Social distance: from classical sociologists to pandemic period

Giorgia Mavica,
University of Catania, Italy

One of the concepts that will indissolubly remain linked to this long, exhausting fight against COVID-19 is “social distancing”. This is the idea that, being at a good distance from each other (1 meter? 3 meters? 8 meters?), we are protected against possible virus contamination. The aim of this sort of distancing is also to reduce the likelihood of contact among people who have an infection, to minimize disease transmission and, in some cases, death. The theme of social distancing has been a topic that sociologists of the early ‘900 investigated very rigorously, suggesting a set of meanings are different from the those that today seem to characterize the choices on how to contain the pandemic.

Significantly, among other things, improper use of the concept of social distancing explicitly clashes with the strong conviction, also in mass media during those difficult days, that “united we would make it”. Social distancing as a common force to combat the pandemic, in short, appears more and more as an oxymoron, because in reality, the call to give a hand to those who cannot make it, to be united, to form a group, in a few words to “make a community” is exactly the opposite of social distancing. Community means working closely, caring for oneself and others, social solidarity, networking and group (Forastiere et al., 2020).

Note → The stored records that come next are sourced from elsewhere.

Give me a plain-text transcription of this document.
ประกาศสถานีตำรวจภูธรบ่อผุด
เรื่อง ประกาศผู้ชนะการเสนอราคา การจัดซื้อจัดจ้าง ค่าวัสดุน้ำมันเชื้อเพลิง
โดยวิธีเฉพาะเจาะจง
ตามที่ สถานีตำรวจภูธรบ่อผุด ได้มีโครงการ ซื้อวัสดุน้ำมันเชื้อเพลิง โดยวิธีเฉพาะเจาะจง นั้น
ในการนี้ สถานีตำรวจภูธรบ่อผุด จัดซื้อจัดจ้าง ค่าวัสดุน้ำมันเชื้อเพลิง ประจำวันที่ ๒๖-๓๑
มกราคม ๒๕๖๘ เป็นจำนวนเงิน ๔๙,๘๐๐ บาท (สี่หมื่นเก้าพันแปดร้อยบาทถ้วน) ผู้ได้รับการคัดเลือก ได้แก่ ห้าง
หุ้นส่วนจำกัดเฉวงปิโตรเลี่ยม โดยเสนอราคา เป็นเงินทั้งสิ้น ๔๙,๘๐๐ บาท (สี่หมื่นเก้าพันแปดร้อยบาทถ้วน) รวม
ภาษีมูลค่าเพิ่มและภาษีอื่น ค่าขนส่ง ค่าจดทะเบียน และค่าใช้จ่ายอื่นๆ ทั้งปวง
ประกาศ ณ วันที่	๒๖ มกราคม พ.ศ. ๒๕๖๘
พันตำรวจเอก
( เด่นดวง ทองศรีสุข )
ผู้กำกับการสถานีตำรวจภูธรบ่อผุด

In the tradition of sociological studies, one of the first references to the concept of social distance is found in Simmel, who introduces the concept of Soziale Distanz, where the theme of distance takes shape in the framework of handling space and spatial systems of society. Simmel considers space as a logical and perceptive “opener”. In this sense, space is not something to be experienced, but a psychic content in which the soul experiences itself. Space is located at a time where the passage into it from the outside and the interaction of individuals with it is completed by revealing psychosocial content. In short, in a non-physical sense, the nature of space is social. Its forms and meanings are therefore the result of social, material and symbolic practices.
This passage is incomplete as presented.